Con artists are constantly coming up with schemes that take advantage of the elderly. Cybercrimes against older adults have increased five times since 2014, costing more than $650 million in losses per year, according to FBI and Federal Trade Commission (FTC) statistics compiled for a recent study conducted by the Aspen Institute’s Tech Policy Hub.
Unfortunately, the health and economic crisis of 2020 has not slowed down these scammers. Those hoping to make an illegal buck are coming out of the woodwork, using false promises of hope or fear tactics to gain access to banking or personal information. These attempts come in the form of robocalls, emails, text messages and fake social media posts.
These criminals believe they have all their bases covered, but there are ways to stop them. Here are some of the most common COVID-19-related senior scams and tips for helping you and your loved ones to avoid falling victim.
Vaccinations and Home Test Kits Scams
Shameless scammers are capitalizing on shortage scares and coronavirus health concerns to take your money and run. Since March, the FTC has reported that tele-thieves are pretending to sell safety items, such as facemasks, home testing kits and even toilet paper to lure people. Victims, including healthcare workers, have told the FTC that they paid online stores for these essentials only to be left hanging once they handed over the money.
Just ignore offers for vaccinations and home test kits. Most test kits being advertised have not been approved by the FDA, and most likely are not accurate.
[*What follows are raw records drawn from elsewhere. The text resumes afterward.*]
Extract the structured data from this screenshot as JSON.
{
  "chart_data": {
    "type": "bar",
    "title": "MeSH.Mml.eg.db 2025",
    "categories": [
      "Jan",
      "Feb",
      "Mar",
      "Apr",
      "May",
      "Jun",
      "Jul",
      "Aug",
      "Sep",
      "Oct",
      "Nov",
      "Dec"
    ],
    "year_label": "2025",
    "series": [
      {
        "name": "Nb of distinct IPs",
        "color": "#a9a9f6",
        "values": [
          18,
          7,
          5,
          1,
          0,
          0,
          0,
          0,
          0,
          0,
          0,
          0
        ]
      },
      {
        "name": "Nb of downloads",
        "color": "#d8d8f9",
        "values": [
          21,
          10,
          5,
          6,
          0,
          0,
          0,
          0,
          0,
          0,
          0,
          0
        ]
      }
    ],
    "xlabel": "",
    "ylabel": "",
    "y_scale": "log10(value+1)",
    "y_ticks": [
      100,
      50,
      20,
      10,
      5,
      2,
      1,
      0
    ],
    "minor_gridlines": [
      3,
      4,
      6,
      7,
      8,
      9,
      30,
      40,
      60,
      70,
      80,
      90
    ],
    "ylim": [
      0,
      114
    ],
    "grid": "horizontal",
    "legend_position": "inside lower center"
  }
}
Stimulus and Government Payment Assistance Scams
Don’t respond to texts, emails or calls about checks from the government. The Federal Communications Commission (FCC) is cautioning people not to give away their information. In these scams, thieves request bank account information so funds can be “released” or loan applications can be approved. Most people who are eligible for stimulus checks don’t have to do anything to get their money because the IRS will use the same payment method—direct deposit, Direct Express debit card or paper check—used to send your tax refund, Social Security, retirement or other government benefits money, according to the FTC.
Scammers claiming to be someone they are not is nothing new, but in the era of COVID the schemes have taken on a different form. People posing as Social Security Administration officials have contacted elderly recipients informing them that their benefits will stop or decrease due to the pandemic unless they provide personal information or some sort of payment method. There are also insurance scams that are offering bogus low-cost health and life insurance plans to seniors.
Spot a Scam
According to the FTC, here are a few prevention methods to protect you and your loved ones from scammers.
- Don’t be rushed. Whatever the call, email, text or social media post is about, remember that scammers try to rush you. Trustworthy people don’t.
- Check it out. Before you act on something or share it—stop. Do some research. Do the facts back up the story?
- Pass it on. If you get offered something great, or you’re worried about something alarming, then talk to someone you trust before you act.
- Pay by credit card. You’ll get protections under federal law, so you don’t have to pay for merchandise you ordered but didn’t get. If a business charged your account too soon, and didn’t deliver the merchandise on time, you can dispute the billing error and report it to your credit card company.
- Keep in touch with the FTC. Sign up for Consumer Alerts to help spot scams: ftc.gov/subscribe. And watch for the latest at ftc.gov/coronavirus.
- Report scams to the FTC. Go to ftc.gov/complaint. Your report can help the organization shut the scammers down.